Saturday, March 27, 2010
By Suzanne Alicie
Cats seem to be pretty easy pets to care for; all they really ask for are food, water and a clean litter box. But felines in general have many health concerns that responsible pet owners should be aware of and discuss with their veterinarian.
Hairballs - Because cats groom themselves they are always swallowing loose hair. Occasionally this hair forms into a ball and lodges in the cat’s stomach; your cat may do a great deal of coughing and hacking to dislodge the hairball, eventually coughing it up and out. If your cat is unable to expel a hairball then it is time to take action. There are over the counter medications that you can use to help the cat pass the hairball one way or the other, or you can visit your vet and he will administer a treatment after examining the cat to make sure there are no other problems.
Worms - Roundworms, tapeworms, hook worms and even heartworms can affect your cat. If left untreated, worms can be fatal to your feline friend. You can take your cat to the vet to be checked for worms and choose the best treatment for the specific type of worms.
Urinary Tract Infections - Bladder problems are common in both sexes of cats; however male cats risk a life threatening blockage due to urinary and bladder infections. A veterinarian should examine any cat you believe has a UTI or any problems with urination.
Fleas - Flea infestations cause anemia and have been known to kill kittens. Many times you can deal with fleas at home with flea dips and treatments to prevent infestation, but in the case of kittens younger than 6 months you should contact your vet before using any topical treatments. Linda Cole has written two helpful articles on how to fight fleas: Natural Flea Control for Dogs and Cats, and Winter is the Best Time to Fight Fleas.
Cat Flu - This viral infection that affect the upper respiratory tract can make your cat very sick, and can even kill young kittens and older cats. Pus leaking from the eyes, sneezing and thick discharge from the nose, fever or loss of appetite are all symptoms of cat flu. A veterinarian should be consulted immediately if your cat is displaying any of these symptoms.

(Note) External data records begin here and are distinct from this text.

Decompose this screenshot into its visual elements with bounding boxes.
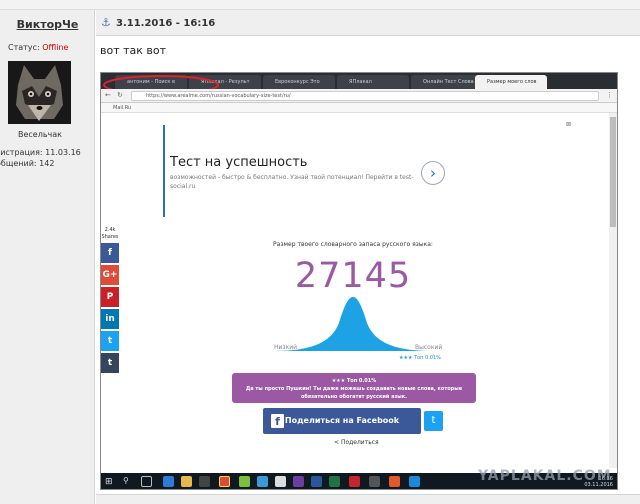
tumblr-share-icon: t bbox=[101, 353, 119, 373]
result-caption: Размер твоего словарного запаса русского… bbox=[273, 241, 433, 248]
scrollbar bbox=[609, 113, 617, 468]
bottom-strip bbox=[96, 494, 640, 504]
share-link-label: Поделиться bbox=[340, 439, 379, 446]
browser-tab: Онлайн Тест Слова bbox=[411, 75, 481, 89]
user-meta: гистрация: 11.03.16 общений: 142 bbox=[0, 147, 81, 169]
browser-tab-active: Размер моего слов bbox=[475, 75, 547, 89]
facebook-share-button: f Поделиться на Facebook bbox=[263, 408, 421, 434]
facebook-share-label: Поделиться на Facebook bbox=[284, 416, 400, 425]
chrome-icon bbox=[219, 476, 230, 487]
app-icon bbox=[369, 476, 380, 487]
app-icon bbox=[239, 476, 250, 487]
back-icon: ← bbox=[105, 91, 111, 99]
app-icon bbox=[257, 476, 268, 487]
store-icon bbox=[199, 476, 210, 487]
top-percent-label: ★★★ Топ 0.01% bbox=[399, 355, 441, 361]
windows-start-icon: ⊞ bbox=[105, 477, 113, 487]
user-sidebar: ВикторЧе Статус: Offline Весельчак гистр… bbox=[0, 10, 95, 504]
post-date: 3.11.2016 - 16:16 bbox=[116, 18, 216, 29]
status-value: Offline bbox=[42, 43, 69, 52]
pdf-icon bbox=[349, 476, 360, 487]
twitter-share-icon: t bbox=[101, 331, 119, 351]
menu-icon: ⋮ bbox=[606, 91, 613, 99]
browser-addressbar: ← ↻ https://www.arealme.com/russian-voca… bbox=[101, 89, 617, 103]
share-icon: < bbox=[334, 439, 340, 446]
ad-title: Тест на успешность bbox=[170, 155, 308, 170]
reload-icon: ↻ bbox=[117, 91, 123, 99]
embedded-screenshot[interactable]: антоним - Поиск в ЯПлакал - Результ Евро… bbox=[100, 72, 618, 490]
high-label: Высокий bbox=[415, 344, 443, 351]
post-header: ⚓ 3.11.2016 - 16:16 bbox=[96, 10, 640, 36]
task-view-icon bbox=[141, 476, 152, 487]
twitter-share-button: t bbox=[424, 411, 443, 431]
result-score: 27145 bbox=[294, 256, 412, 296]
watermark: YAPLAKAL.COM bbox=[478, 468, 612, 484]
post-text: вот так вот bbox=[100, 44, 167, 57]
ad-arrow-icon: › bbox=[421, 161, 445, 185]
result-banner-text: Да ты просто Пушкин! Ты даже можешь созд… bbox=[245, 386, 463, 400]
share-count-label: Shares bbox=[101, 234, 119, 240]
excel-icon bbox=[329, 476, 340, 487]
share-link: < Поделиться bbox=[334, 439, 379, 446]
browser-tab: Евроконкурс Это bbox=[263, 75, 335, 89]
search-icon: ⚲ bbox=[123, 476, 129, 485]
avatar[interactable] bbox=[8, 61, 71, 124]
ad-close-icon: ⊠ bbox=[565, 121, 571, 128]
anchor-icon[interactable]: ⚓ bbox=[101, 16, 111, 29]
share-count-value: 2.4k bbox=[104, 227, 116, 233]
result-banner-title: ★★★ Топ 0.01% bbox=[331, 378, 377, 384]
low-label: Низкий bbox=[274, 344, 298, 351]
ad-block: Тест на успешность возможностей - быстро… bbox=[163, 125, 453, 217]
linkedin-share-icon: in bbox=[101, 309, 119, 329]
user-rank: Весельчак bbox=[17, 130, 63, 139]
ad-text: возможностей - быстро & бесплатно. Узнай… bbox=[170, 174, 414, 190]
browser-tabstrip: антоним - Поиск в ЯПлакал - Результ Евро… bbox=[101, 73, 617, 95]
username-link[interactable]: ВикторЧе bbox=[0, 18, 95, 31]
app-icon bbox=[409, 476, 420, 487]
facebook-icon: f bbox=[271, 414, 284, 428]
folder-icon bbox=[181, 476, 192, 487]
app-icon bbox=[293, 476, 304, 487]
bookmark-item: Mail.Ru bbox=[101, 103, 617, 113]
registration-date: гистрация: 11.03.16 bbox=[0, 148, 81, 157]
word-icon bbox=[311, 476, 322, 487]
app-icon bbox=[275, 476, 286, 487]
top-strip bbox=[0, 0, 640, 10]
status-label: Статус: bbox=[8, 43, 40, 52]
result-banner: ★★★ Топ 0.01% Да ты просто Пушкин! Ты да… bbox=[232, 373, 476, 403]
message-count: общений: 142 bbox=[0, 159, 55, 168]
url-field: https://www.arealme.com/russian-vocabula… bbox=[131, 91, 599, 101]
browser-tab: ЯПлакал bbox=[337, 75, 409, 89]
user-status: Статус: Offline bbox=[8, 43, 68, 52]
app-icon bbox=[389, 476, 400, 487]
edge-icon bbox=[163, 476, 174, 487]
scrollbar-thumb bbox=[610, 117, 616, 227]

FIV - Also known as feline AIDS, this disease lowers the cat’s immunity to common infections. A cat that suffers a long list of illnesses is commonly found to have FIV. While there is no vaccine for FIV, all cats should be tested so that preventive steps can be taken.
Feline Leukemia Virus - Thanks to a recent vaccine, FLV is no longer the most common fatal disease in cats. Cats that contract FLV rarely have a long life expectancy, and all cats should be immunized while young before they are in contact with any other cat that may have FLV.
Abscessed Wounds - The skin on a cat is tough and does not tear easily. This means that when a cat gets a scratch or bite the skin heals over quickly, often trapping bacteria underneath. These bacteria can cause your cat to become very ill as the infection spreads. An abscess can rupture on its own releasing thick yellow pus. If you clean this with warm salt water or peroxide the abscess will usually heal with no further problems. If an abscess does not rupture you should take your cat to the vet so that he can drain it and resolve the infection with antibiotics.
By keeping a close eye on your cat and his behavior, you can many times head off any health concerns before they become a problem.